The New Testament tells us even less about the later life of Saint Peter. Tradition holds that Peter served for a time as bishop of Antioch before finally making his way to Rome. There is, of course, the poignant passage at the end of John’s Gospel in which Jesus foretells the manner of Peter’s death: “Truly, truly, I say to you, when you were young, you girded yourself and walked where you would; but when you are old, you will stretch out your hands, and another will gird you and carry you where you do not wish to go.” (This he said to show by what death he was to glorify God.)
In any case, both Peter and Paul appear to have been residing in Rome when an event of momentous consequences took place in the year 64 during the reign of the Emperor Nero. On July 18th of that year, the Great Fire broke out and raged for five days, destroying large parts of the city.
To deflect rumors that he’d started the fire himself – either in a fit of madness or as part of plan to clear space for his building projects – Nero accused the city’s growing population of Christians of having done so. According to the Roman historian Tacitus, the authorities rounded up a vast multitude of Christians. He writes: “Mockery of every sort was added to their deaths. Covered with the skins of beasts, they were torn by dogs and perished, or were nailed to crosses, or were doomed to the flames and burnt, to serve as a nightly illumination, when daylight had expired.”

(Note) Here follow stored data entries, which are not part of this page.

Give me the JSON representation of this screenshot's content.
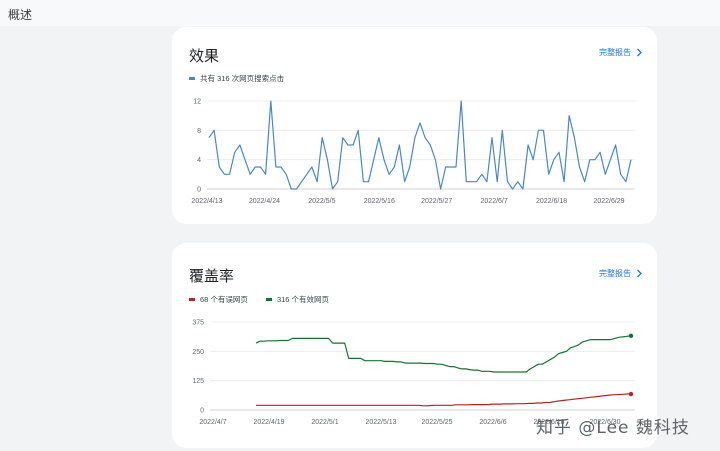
{
  "page": {
    "title": "概述"
  },
  "performance": {
    "title": "效果",
    "report_link": "完整报告",
    "chart_data": {
      "type": "line",
      "title": "效果",
      "series": [
        {
          "name": "共有 316 次网页搜索点击",
          "color": "#4a86c8",
          "values": [
            7,
            8,
            3,
            2,
            2,
            5,
            6,
            4,
            2,
            3,
            3,
            2,
            12,
            3,
            3,
            2,
            0,
            0,
            1,
            2,
            3,
            1,
            7,
            4,
            0,
            1,
            7,
            6,
            6,
            8,
            1,
            1,
            4,
            7,
            4,
            2,
            3,
            6,
            1,
            3,
            7,
            9,
            7,
            6,
            4,
            0,
            3,
            3,
            3,
            12,
            1,
            1,
            1,
            2,
            1,
            7,
            1,
            8,
            1,
            0,
            1,
            0,
            6,
            4,
            8,
            8,
            2,
            4,
            5,
            1,
            10,
            7,
            3,
            1,
            4,
            4,
            5,
            2,
            4,
            6,
            2,
            1,
            4
          ]
        }
      ],
      "x_tick_labels": [
        "2022/4/13",
        "2022/4/24",
        "2022/5/5",
        "2022/5/16",
        "2022/5/27",
        "2022/6/7",
        "2022/6/18",
        "2022/6/29"
      ],
      "y_ticks": [
        0,
        4,
        8,
        12
      ],
      "ylim": [
        0,
        12
      ],
      "grid": true
    }
  },
  "coverage": {
    "title": "覆盖率",
    "report_link": "完整报告",
    "chart_data": {
      "type": "line",
      "title": "覆盖率",
      "series": [
        {
          "name": "68 个有误网页",
          "color": "#b3261e",
          "values": [
            20,
            20,
            20,
            20,
            20,
            20,
            20,
            20,
            20,
            20,
            20,
            20,
            20,
            20,
            20,
            20,
            20,
            20,
            20,
            20,
            20,
            20,
            20,
            20,
            20,
            20,
            20,
            20,
            20,
            20,
            20,
            20,
            20,
            20,
            20,
            20,
            20,
            20,
            20,
            20,
            20,
            18,
            18,
            19,
            20,
            20,
            20,
            20,
            20,
            22,
            22,
            22,
            22,
            23,
            23,
            23,
            23,
            23,
            25,
            25,
            25,
            26,
            26,
            26,
            27,
            27,
            27,
            28,
            28,
            30,
            30,
            32,
            32,
            35,
            38,
            40,
            42,
            44,
            46,
            48,
            50,
            52,
            54,
            56,
            58,
            60,
            62,
            64,
            65,
            66,
            67,
            68,
            68
          ]
        },
        {
          "name": "316 个有效网页",
          "color": "#137333",
          "values": [
            285,
            293,
            293,
            295,
            295,
            295,
            296,
            296,
            296,
            305,
            305,
            305,
            305,
            305,
            305,
            305,
            305,
            305,
            305,
            285,
            285,
            285,
            285,
            220,
            220,
            220,
            220,
            210,
            210,
            210,
            210,
            210,
            207,
            207,
            207,
            205,
            205,
            200,
            200,
            200,
            200,
            200,
            198,
            198,
            198,
            195,
            195,
            190,
            185,
            185,
            180,
            175,
            175,
            172,
            170,
            170,
            165,
            165,
            165,
            162,
            162,
            162,
            162,
            162,
            162,
            162,
            162,
            162,
            175,
            185,
            195,
            195,
            205,
            215,
            225,
            240,
            245,
            250,
            265,
            270,
            278,
            290,
            295,
            300,
            300,
            300,
            300,
            300,
            300,
            305,
            310,
            312,
            314,
            316
          ]
        }
      ],
      "x_tick_labels": [
        "2022/4/7",
        "2022/4/19",
        "2022/5/1",
        "2022/5/13",
        "2022/5/25",
        "2022/6/6",
        "2022/6/18",
        "2022/6/30"
      ],
      "y_ticks": [
        0,
        125,
        250,
        375
      ],
      "ylim": [
        0,
        375
      ],
      "grid": true
    }
  },
  "watermark": "知乎 @Lee 魏科技"
}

According to the apocryphal Acts of Peter, when the persecution broke out, Peter started to make his escape from the city along the road known as the Appian Way. But he met Jesus coming towards him, again wearing the crown of thorns and carrying the cross. Astounded, Peter asked, “Domine, quo vadis?”—“Lord, where are you going?” To which Jesus responded, “I am going to Rome to be crucified again.”
Upon hearing that, Peter knew that he had to return to Rome, come what may. Upon being arrested and sentenced to death by crucifixion, he requested to be crucified upside down, declaring himself unworthy to suffer the same death as his Savior. His body was buried in the cemetery on the Vatican Hill, in the place over which the high altar of Saint Peter’s Basilica now stands.
Paul is believed to have died as a martyr in Rome at the same time, possibly even on the same day. Tradition has it that as a Roman citizen Paul was granted the privilege of a quick and relatively easy death by beheading, and that the execution occurred three miles south of Rome, at a place known as the Three Fountains. Paul’s body was buried nearby at the place over which now stands high altar of the Basilica of Saint Paul Outside the Walls.
Here in this church we have a depiction of Saints Peter and Paul in the two stained glass windows in the apse to the right of the high altar. The prominent placement of those windows makes a powerful visual statement that the faith that we believe, practice, and teach here in this parish must be none other than the same faith taught by Saints Peter and Paul: the faith once delivered to the saints and handed down from generation to generation to our own day in the Church. Today, then, we ask Saint Peter and Saint Paul to pray for us, that God may grant us grace, strength, and courage to persevere in this faith until our life’s end.